A. : La violence, je la comprends. Je ne parle pas des conneries que font ces jeunes qui viennent voler des portables et qui n’ont rien dans la tête. Je ne dis pas que la violence c’est bien. Je n’aime pas la violence. Mais je crois que c’est inévitable quand on se bat pour quelque chose, qu’on se moque de nous et qu’on ne nous écoute jamais.

(de notre envoyé spécial)



Dijon : Avant liquidation

22 mars à 14h30. Une quarantaine de personnes masquées se sont introduites dans les locaux de la permanence du député UMP, Jean- Marc Nudant, à Dijon. Elles ont accroché une banderole « Ils nous mettent à la rue, chacun son tour ! » sur la façade de l’immeuble, puis ont déménagé sur le trottoir les meubles, chaises, bureaux, plantes… de la permanence. L’idée sera remise en pratique à Paris le 31, à Montpellier le 5 avril, à Rennes…

(de notre envoyé spécial)


Rennes : Irréductible

28 mars. Depuis quelques jours, un « village libre » se dresse sur la place du Parlement-de-Bretagne. Une douzaine de tentes igloo, des palettes, des bâches, un canapé, des fauteuils… « On fait avec les moyens du bord, alors ça a des allures de bidonville », déclare Mathieu au Journal du Dimanche. « Mais finalement, on ne fait qu’anticiper ce qui nous attend avec le CPE : précarité et vie sous la tente… » Interprétant sans doute mal la pancarte qui accueille le visiteur avec un joyeux « bienvenue chez vous », une centurie de bleus se déploie autour du campement.

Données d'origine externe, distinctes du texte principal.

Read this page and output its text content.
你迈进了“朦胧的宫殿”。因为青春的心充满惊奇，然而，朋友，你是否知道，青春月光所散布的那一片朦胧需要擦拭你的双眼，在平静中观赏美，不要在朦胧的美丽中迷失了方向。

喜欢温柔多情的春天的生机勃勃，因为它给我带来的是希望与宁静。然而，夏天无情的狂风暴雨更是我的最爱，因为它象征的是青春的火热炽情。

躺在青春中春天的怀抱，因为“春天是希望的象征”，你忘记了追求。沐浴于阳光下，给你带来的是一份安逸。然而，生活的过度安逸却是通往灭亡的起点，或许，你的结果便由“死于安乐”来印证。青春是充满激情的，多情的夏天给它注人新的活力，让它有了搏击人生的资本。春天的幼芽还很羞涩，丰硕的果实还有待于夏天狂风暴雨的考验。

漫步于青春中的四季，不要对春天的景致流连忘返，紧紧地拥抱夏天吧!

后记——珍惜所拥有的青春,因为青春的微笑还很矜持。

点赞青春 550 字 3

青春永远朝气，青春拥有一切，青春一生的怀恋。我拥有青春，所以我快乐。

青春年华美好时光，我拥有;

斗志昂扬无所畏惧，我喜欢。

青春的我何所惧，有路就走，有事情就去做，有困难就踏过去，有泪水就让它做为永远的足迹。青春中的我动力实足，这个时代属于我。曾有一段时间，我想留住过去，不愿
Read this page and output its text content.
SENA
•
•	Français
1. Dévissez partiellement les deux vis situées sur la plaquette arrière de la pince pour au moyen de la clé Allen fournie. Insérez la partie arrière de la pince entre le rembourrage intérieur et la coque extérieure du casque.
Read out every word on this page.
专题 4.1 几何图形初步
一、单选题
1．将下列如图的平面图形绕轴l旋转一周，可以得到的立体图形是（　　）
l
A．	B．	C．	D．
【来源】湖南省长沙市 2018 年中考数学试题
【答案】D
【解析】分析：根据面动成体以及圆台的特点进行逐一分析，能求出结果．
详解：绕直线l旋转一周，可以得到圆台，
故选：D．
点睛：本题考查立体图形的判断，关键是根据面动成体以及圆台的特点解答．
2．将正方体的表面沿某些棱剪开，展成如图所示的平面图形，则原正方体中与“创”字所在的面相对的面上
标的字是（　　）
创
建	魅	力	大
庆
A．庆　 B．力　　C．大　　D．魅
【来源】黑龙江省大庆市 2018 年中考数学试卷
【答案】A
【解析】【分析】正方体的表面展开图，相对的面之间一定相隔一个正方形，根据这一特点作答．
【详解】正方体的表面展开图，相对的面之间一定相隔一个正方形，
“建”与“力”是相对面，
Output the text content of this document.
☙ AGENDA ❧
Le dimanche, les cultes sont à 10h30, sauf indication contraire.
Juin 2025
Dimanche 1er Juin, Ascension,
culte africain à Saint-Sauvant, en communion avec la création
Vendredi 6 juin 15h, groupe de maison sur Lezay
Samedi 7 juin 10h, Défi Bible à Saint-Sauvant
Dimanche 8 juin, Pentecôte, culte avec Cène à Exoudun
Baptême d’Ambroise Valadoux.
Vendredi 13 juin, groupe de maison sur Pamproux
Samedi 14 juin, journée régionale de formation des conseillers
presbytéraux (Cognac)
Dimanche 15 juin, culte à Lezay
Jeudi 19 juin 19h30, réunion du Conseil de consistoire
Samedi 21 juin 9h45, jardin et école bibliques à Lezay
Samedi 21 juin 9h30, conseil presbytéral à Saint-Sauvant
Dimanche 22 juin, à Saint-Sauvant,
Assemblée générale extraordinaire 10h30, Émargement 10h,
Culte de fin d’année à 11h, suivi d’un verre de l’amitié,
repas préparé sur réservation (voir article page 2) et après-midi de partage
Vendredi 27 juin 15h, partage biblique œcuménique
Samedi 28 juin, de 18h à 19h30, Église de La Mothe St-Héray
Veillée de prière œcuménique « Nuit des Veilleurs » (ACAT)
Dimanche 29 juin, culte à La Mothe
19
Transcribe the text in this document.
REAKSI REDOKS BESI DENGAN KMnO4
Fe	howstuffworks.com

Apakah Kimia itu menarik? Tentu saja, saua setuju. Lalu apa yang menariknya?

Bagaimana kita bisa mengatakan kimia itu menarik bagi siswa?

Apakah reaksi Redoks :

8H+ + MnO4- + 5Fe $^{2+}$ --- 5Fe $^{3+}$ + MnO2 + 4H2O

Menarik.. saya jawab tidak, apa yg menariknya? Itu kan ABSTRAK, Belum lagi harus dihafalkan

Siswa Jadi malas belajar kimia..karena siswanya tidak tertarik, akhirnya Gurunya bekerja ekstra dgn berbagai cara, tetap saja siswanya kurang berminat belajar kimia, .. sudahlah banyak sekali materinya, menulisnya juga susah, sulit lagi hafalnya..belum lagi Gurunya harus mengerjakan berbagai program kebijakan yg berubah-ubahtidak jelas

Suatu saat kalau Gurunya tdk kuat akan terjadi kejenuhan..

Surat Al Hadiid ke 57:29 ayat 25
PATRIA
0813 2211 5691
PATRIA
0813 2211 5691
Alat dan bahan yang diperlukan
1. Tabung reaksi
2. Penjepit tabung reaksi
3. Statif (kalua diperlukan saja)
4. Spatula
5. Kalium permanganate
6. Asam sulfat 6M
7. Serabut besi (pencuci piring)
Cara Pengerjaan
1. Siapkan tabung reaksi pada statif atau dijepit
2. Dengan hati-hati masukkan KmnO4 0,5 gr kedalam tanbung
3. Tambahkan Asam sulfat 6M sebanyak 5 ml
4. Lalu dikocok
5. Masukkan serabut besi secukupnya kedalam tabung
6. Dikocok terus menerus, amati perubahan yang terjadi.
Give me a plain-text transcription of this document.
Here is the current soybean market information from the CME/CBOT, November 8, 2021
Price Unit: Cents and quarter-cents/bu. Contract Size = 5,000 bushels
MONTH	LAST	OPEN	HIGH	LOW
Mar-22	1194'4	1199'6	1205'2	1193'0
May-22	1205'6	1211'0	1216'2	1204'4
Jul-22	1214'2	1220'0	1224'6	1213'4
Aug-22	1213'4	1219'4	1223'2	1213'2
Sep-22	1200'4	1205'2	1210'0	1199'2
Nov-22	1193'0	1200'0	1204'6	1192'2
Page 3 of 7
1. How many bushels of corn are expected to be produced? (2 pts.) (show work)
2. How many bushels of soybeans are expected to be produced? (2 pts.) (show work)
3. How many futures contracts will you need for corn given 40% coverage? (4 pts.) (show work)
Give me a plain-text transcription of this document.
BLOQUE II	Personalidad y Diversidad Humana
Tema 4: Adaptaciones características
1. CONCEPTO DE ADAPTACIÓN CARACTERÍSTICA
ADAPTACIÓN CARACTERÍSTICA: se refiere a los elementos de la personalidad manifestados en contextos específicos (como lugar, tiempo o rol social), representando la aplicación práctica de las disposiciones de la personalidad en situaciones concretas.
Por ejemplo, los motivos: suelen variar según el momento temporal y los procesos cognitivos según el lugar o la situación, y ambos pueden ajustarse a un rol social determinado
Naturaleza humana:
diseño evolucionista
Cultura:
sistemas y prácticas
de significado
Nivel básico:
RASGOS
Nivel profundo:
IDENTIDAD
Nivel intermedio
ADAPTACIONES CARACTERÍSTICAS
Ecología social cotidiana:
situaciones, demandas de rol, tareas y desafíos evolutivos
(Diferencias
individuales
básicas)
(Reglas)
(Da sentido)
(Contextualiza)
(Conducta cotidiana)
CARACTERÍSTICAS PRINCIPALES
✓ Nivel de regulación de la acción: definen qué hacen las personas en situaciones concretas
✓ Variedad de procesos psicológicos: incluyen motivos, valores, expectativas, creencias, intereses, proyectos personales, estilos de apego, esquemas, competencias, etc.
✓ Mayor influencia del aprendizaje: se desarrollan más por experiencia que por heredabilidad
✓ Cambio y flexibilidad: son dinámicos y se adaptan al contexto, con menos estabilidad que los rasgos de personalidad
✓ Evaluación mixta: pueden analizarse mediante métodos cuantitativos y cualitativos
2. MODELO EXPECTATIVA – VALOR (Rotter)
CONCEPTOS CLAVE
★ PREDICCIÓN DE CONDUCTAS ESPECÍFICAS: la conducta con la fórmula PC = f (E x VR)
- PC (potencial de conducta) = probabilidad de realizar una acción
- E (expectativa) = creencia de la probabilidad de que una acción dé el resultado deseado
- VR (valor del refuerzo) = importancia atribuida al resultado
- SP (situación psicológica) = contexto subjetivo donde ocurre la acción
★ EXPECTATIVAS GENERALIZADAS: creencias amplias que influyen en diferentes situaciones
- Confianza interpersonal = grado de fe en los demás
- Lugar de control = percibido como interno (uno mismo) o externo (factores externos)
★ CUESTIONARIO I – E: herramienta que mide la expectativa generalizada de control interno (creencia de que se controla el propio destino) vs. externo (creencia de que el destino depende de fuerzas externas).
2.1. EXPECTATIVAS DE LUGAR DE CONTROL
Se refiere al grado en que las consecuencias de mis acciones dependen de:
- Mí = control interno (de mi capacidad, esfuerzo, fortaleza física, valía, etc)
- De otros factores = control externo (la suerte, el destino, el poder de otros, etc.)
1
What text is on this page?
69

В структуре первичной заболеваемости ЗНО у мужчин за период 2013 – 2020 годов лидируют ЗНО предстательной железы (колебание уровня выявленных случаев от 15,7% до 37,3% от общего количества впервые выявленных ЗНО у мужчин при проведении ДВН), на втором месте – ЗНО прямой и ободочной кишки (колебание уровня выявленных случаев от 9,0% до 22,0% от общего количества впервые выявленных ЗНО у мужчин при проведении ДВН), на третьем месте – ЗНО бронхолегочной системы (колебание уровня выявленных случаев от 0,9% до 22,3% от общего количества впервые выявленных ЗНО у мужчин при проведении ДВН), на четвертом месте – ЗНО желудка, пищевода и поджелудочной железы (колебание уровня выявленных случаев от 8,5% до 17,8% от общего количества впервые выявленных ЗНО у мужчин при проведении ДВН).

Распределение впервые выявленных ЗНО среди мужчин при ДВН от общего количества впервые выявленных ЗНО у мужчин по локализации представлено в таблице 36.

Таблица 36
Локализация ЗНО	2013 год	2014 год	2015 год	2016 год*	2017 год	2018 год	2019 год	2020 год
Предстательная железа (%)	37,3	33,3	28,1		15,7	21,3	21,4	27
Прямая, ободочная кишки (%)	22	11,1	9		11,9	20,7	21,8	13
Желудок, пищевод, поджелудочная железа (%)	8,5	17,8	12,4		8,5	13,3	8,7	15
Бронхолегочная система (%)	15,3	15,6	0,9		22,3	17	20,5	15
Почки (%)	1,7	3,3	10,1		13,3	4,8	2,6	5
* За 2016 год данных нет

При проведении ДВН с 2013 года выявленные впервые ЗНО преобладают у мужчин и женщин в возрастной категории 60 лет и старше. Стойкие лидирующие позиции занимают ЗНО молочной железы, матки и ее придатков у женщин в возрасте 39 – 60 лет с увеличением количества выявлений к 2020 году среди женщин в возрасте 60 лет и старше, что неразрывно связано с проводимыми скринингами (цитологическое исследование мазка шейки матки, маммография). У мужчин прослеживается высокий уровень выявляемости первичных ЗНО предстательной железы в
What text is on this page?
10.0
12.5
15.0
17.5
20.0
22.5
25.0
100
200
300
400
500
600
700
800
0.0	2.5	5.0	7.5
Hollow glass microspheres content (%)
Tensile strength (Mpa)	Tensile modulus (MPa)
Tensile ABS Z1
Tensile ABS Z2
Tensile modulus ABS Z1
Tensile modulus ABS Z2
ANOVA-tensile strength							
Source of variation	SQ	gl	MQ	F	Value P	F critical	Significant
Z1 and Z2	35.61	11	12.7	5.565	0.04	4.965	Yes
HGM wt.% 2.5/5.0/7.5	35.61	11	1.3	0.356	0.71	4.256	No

Mais de nombreux manifestants sont encore présents et se regroupent. Pas question de tolérer l’expulsion de ce lieu ouvert qui ramène le débat politique au niveau de la rue. Trois cercles concentriques se matérialisent alors : celui des tentes au centre de la place, celui des flics et celui des gens. Les robocops sentent le souffle chaud de la foule sur leur nuque et préfèrent se retirer gentiment. Ils quittent la place sous les quolibets.

(de notre envoyé spécial)


Chartres : Liturgie

26 mars. Lors d’un pèlerinage à Chartres, l’archevêque de Paris Mgr André Vingt-Trois s’est inquiété du mouvement anti-CPE. Il a appelé les étudiants chrétiens à dépasser le « petit bonheur mesurable par les sécurités du contrat social, […] le bonheur d’un CDI ou d’une profession protégée », pour plutôt chercher « le bonheur réel et profond qui donne la joie d’être au monde et de vivre  » [AP]. Laurence Parisot, la grande prêtresse du Medef, n’en disait pas moins en septembre dernier : « La vie, la santé, l’amour sont précaires, pourquoi le travail échapperait-il à cette loi ?  » Suggestion : que le Vatican et les patrons viennent partager leur « petit bonheur mesurable  » sur les places publiques, et une fois leurs trésors de guerre dilapidés, on fera tous l’expérience du « bonheur réel et profond  » de la précarité universelle. Bras dessus, bras dessous.


Article publié dans le supplément « Mouvement dit anti-CPE » accompagnant le CQFD n° 33, avril 2006.